Immediately after graduating from Drexel with a chemical engineering degree, I was stationed in Vanuatu where I was assigned to teach math and science at a boarding school for two years. The prospect of volunteering overseas in a resource poor country was appealing to me even though I knew there were plenty of communities, including my community in the United States, that equally needed assistance. Besides teaching full-time I also learned about how the healthcare system works in Vanuatu and how communities come together to help each other when someone becomes sick. Some examples include, one community raised money for a plane ticket so the patient could fly into the city for treatment and in another example a community came together to help a temporarily disabled farmer till and plant his entire garden. What was supposed to be a two year service turned out to be four years, and I realized that I wanted to go back to school to study public health.
After returning from Vanuatu I spent two years at Tulane University in Louisiana where I earned my Master’s degree in Public Health. I wanted to work in international development and public health was a good fit. I was fortunate enough to find work with a non-governmental organization (NGO), the Carter Center, based in South Sudan. Similar to Vanuatu, access to quality healthcare was difficult in this country. Poor infrastructure was and still is impeding progress with delivering medical supplies to the field, but sadly the current political unrest has downgraded the priority of access to healthcare in this country.

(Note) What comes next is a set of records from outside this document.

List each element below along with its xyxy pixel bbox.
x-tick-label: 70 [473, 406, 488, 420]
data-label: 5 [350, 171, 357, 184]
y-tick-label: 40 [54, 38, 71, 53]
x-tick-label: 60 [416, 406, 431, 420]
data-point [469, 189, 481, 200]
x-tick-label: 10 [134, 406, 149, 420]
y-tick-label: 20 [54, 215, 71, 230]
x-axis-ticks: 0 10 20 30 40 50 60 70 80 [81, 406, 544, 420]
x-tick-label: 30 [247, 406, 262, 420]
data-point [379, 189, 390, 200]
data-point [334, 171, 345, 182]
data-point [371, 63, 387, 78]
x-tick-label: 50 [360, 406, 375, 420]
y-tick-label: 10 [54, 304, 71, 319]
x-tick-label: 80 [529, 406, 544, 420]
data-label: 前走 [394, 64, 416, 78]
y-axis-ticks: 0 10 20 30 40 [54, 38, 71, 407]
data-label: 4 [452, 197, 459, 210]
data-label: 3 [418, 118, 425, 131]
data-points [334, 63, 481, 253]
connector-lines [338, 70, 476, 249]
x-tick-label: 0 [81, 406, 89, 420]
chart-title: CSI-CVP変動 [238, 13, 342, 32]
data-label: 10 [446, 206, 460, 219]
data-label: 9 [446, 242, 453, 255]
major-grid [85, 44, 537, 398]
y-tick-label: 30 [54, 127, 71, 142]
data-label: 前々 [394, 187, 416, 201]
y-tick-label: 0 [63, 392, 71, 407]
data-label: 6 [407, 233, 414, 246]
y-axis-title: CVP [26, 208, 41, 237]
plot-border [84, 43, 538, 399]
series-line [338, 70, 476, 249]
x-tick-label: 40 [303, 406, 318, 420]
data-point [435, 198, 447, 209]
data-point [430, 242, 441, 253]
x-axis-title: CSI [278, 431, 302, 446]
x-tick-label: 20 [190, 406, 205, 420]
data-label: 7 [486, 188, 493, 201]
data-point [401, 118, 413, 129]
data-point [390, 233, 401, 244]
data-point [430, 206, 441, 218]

During my time at Tulane I had met my wife, who had been offered a job at the Children’s National Medical Center in Washington, D.C. So it made sense that we relocate to the greater D.C. area. After returning from South Sudan I realized I wanted a clinical degree and planned on going to nursing school. I looked at several schools in the area but ultimately decided that the University of Maryland School of Nursing at USG was the best option for me.
My plan was to work overseas again after graduation. However, I was offered the opportunity to participate in the 2016 Department of Health and Human Services (DHHS) Montgomery County fellowship. I was excited to learn more about the different resources Montgomery County Health Department had to offer for those that needed assistance. The DHHS fellowship allowed my cohort of multidisciplinary professions to gain insight into the financial, social and educational services available in Montgomery County. We visited detention centers, women/children/men’s shelters, and health centers. At the end of the fellowship my cohort presented to the Montgomery County DHHS and our respective universities about interprofessional collaboration from different organizations.
It was through this fellowship that I was reminded that there are several communities throughout the United States and specifically the one I now call home, Montgomery County, that need my help. Upon graduation, I would like to work with community health, which would combine my public health experiences and nursing background.